The second query for `` `Which team won the most games in 2015` ``  looks for `Date LIKE '2015%'` which is not correct. The fourth query does not have TEAM in the group by clause.

Let's try to improve the prompt with few-shot examples and see if we can get better results.

```python expandable theme={null}
samples = conn.query("SELECT * FROM nba LIMIT 1").to_df().to_dict(orient="records")[0]
sample_rows = "\n".join(
    f"{column['column_name']} | {column['column_type']} | {samples[column['column_name']]}"
    for column in columns
)
system_prompt = (
    "You are a SQL expert, and you are given a single table named nba with the following columns:\n\n"
    "Column | Type | Example\n"
    "-------|------|--------\n"
    f"{sample_rows}\n"
    "\n"
    "Write a DuckDB SQL query corresponding to the user's request. "
    "Return just the query text, with no formatting (backticks, markdown, etc.)."
)


async def generate_query(input):
    response = await client.chat.completions.create(
        model=TASK_MODEL,
        temperature=0,
        messages=[
            {
                "role": "system",
                "content": system_prompt,
            },
            {
                "role": "user",
                "content": input,
            },
        ],
    )
    return response.choices[0].message.content


print(await generate_query("Which team won the most games in 2015?"))
```

> SELECT Team, COUNT(\*) AS Wins FROM nba WHERE WINorLOSS = 'W' AND Date LIKE '%/15' GROUP BY Team ORDER BY Wins DESC LIMIT 1;

Looking better! Finally, let's add a scoring function that compares the results, if they exist, with the expected results. And then we can run this as another experiment and compare the results.
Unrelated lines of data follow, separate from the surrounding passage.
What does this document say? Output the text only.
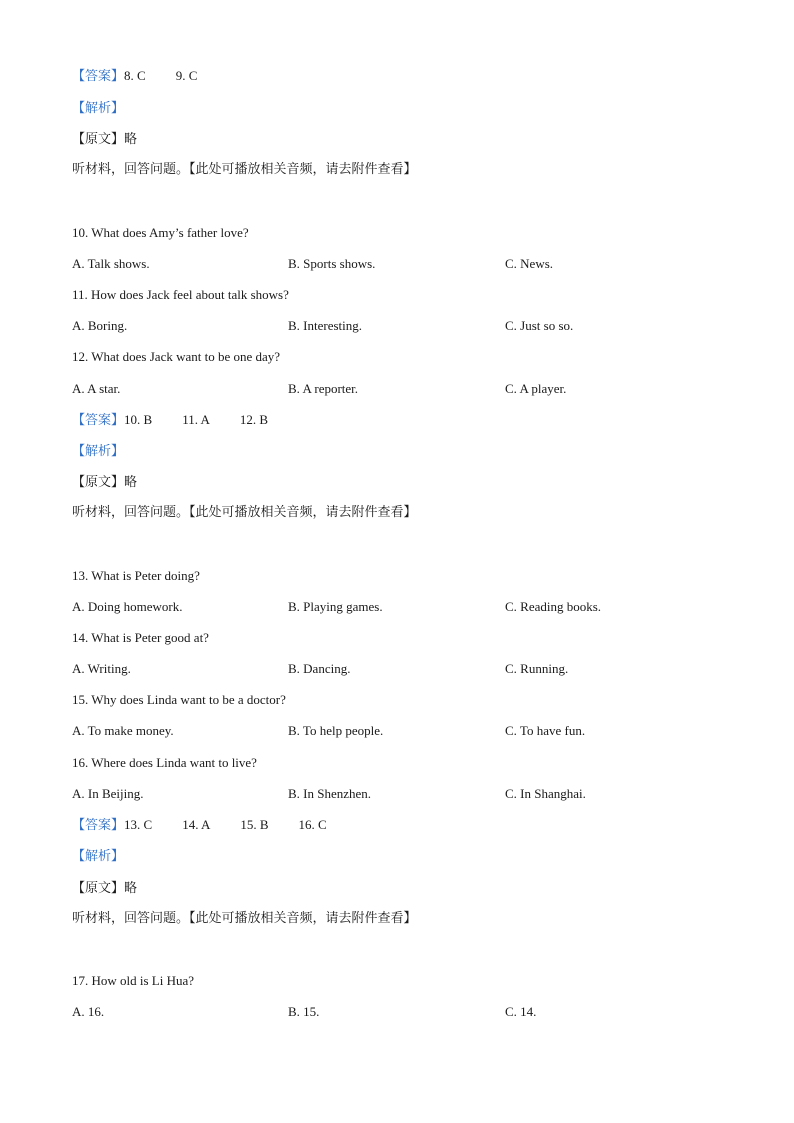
【答案】8. C 9. C
【解析】
【原文】略
听材料，回答问题。【此处可播放相关音频，请去附件查看】
10. What does Amy’s father love?
A. Talk shows.	B. Sports shows.	C. News.
11. How does Jack feel about talk shows?
A. Boring.	B. Interesting.	C. Just so so.
12. What does Jack want to be one day?
A. A star.	B. A reporter.	C. A player.
【答案】10. B 11. A 12. B
【解析】
【原文】略
听材料，回答问题。【此处可播放相关音频，请去附件查看】
13. What is Peter doing?
A. Doing homework.	B. Playing games.	C. Reading books.
14. What is Peter good at?
A. Writing.	B. Dancing.	C. Running.
15. Why does Linda want to be a doctor?
A. To make money.	B. To help people.	C. To have fun.
16. Where does Linda want to live?
A. In Beijing.	B. In Shenzhen.	C. In Shanghai.
【答案】13. C 14. A 15. B 16. C
【解析】
【原文】略
听材料，回答问题。【此处可播放相关音频，请去附件查看】
17. How old is Li Hua?
A. 16.	B. 15.	C. 14.
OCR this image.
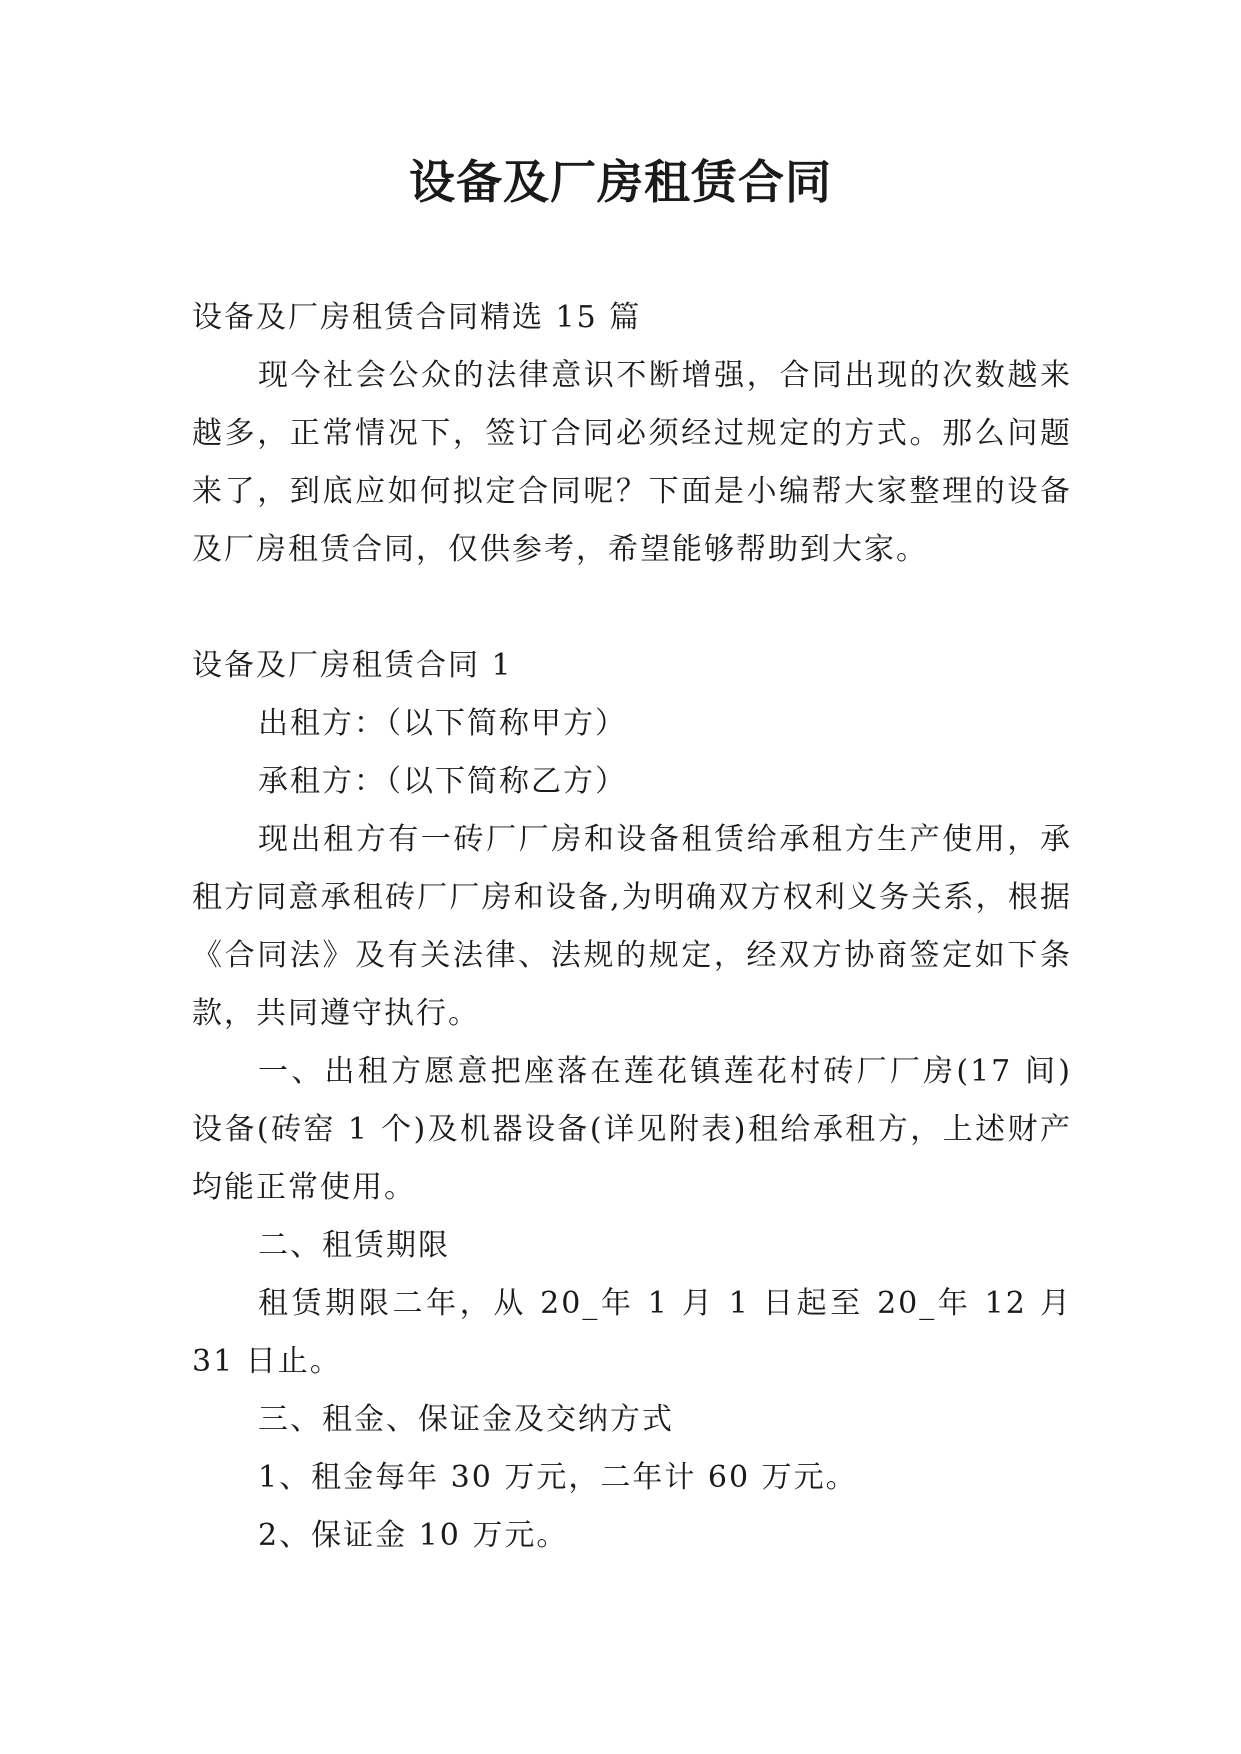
设备及厂房租赁合同

设备及厂房租赁合同精选 15 篇

现今社会公众的法律意识不断增强，合同出现的次数越来越多，正常情况下，签订合同必须经过规定的方式。那么问题来了，到底应如何拟定合同呢？下面是小编帮大家整理的设备及厂房租赁合同，仅供参考，希望能够帮助到大家。

设备及厂房租赁合同 1

出租方：（以下简称甲方）

承租方：（以下简称乙方）

现出租方有一砖厂厂房和设备租赁给承租方生产使用，承租方同意承租砖厂厂房和设备,为明确双方权利义务关系，根据《合同法》及有关法律、法规的规定，经双方协商签定如下条款，共同遵守执行。

一、出租方愿意把座落在莲花镇莲花村砖厂厂房(17 间)设备(砖窑 1 个)及机器设备(详见附表)租给承租方，上述财产均能正常使用。

二、租赁期限

租赁期限二年，从 20_年 1 月 1 日起至 20_年 12 月 31 日止。

三、租金、保证金及交纳方式

1、租金每年 30 万元，二年计 60 万元。

2、保证金 10 万元。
```python expandable theme={null}
# Note: This example uses Python SDK v7
from phoenix.evals.models import OpenAIModel
from phoenix.evals.classify import llm_classify
from arize.experimental.datasets.experiments.types import EvaluationResult


IS_SQL_EVAL_TEMPLATE = """You are a SQL expert, is the following a valid SQL query that executes without errors? Return the single workd "valid" if is valid, and "invalid" if it is not.

[BEGIN SQL QUERY]
{query}
[END SQL QUERY]
"""


def check_is_sql(output):
    output = json.loads(output)
    query = output.get("query")
    df_in = pd.DataFrame({"query": query}, index=[0]) if query else None
    eval_df = llm_classify(
        dataframe=df_in,
        template=IS_SQL_EVAL_TEMPLATE,
        model=OpenAIModel(model="gpt-4o"),
        rails=["valid", "invalid"],
        provide_explanation=True,
    )
    # return score, label, explanation
    return EvaluationResult(
        score=1,
        label=eval_df["label"][0],
        explanation=eval_df["explanation"][0],
    )


experiment = arize_client.run_experiment(
    space_id=space_id,
    dataset_id=dataset_id,
    task=task,
    evaluators=[no_error, has_results, check_is_sql],
    experiment_name="text2sql_test_new_prompt_and_eval-6",
)
```

<Frame>
  ![](https://storage.googleapis.com/arize-phoenix-assets/assets/images/arize-docs-images/cookbooks/text2sql-3.png)
</Frame>

You can see that the newer SQL has improved some cases, but there are still some other errors to iron out. As you experiment with different models, prompts, and techniques, you can continuously optimize your applications until they reach the performance thresholds you want.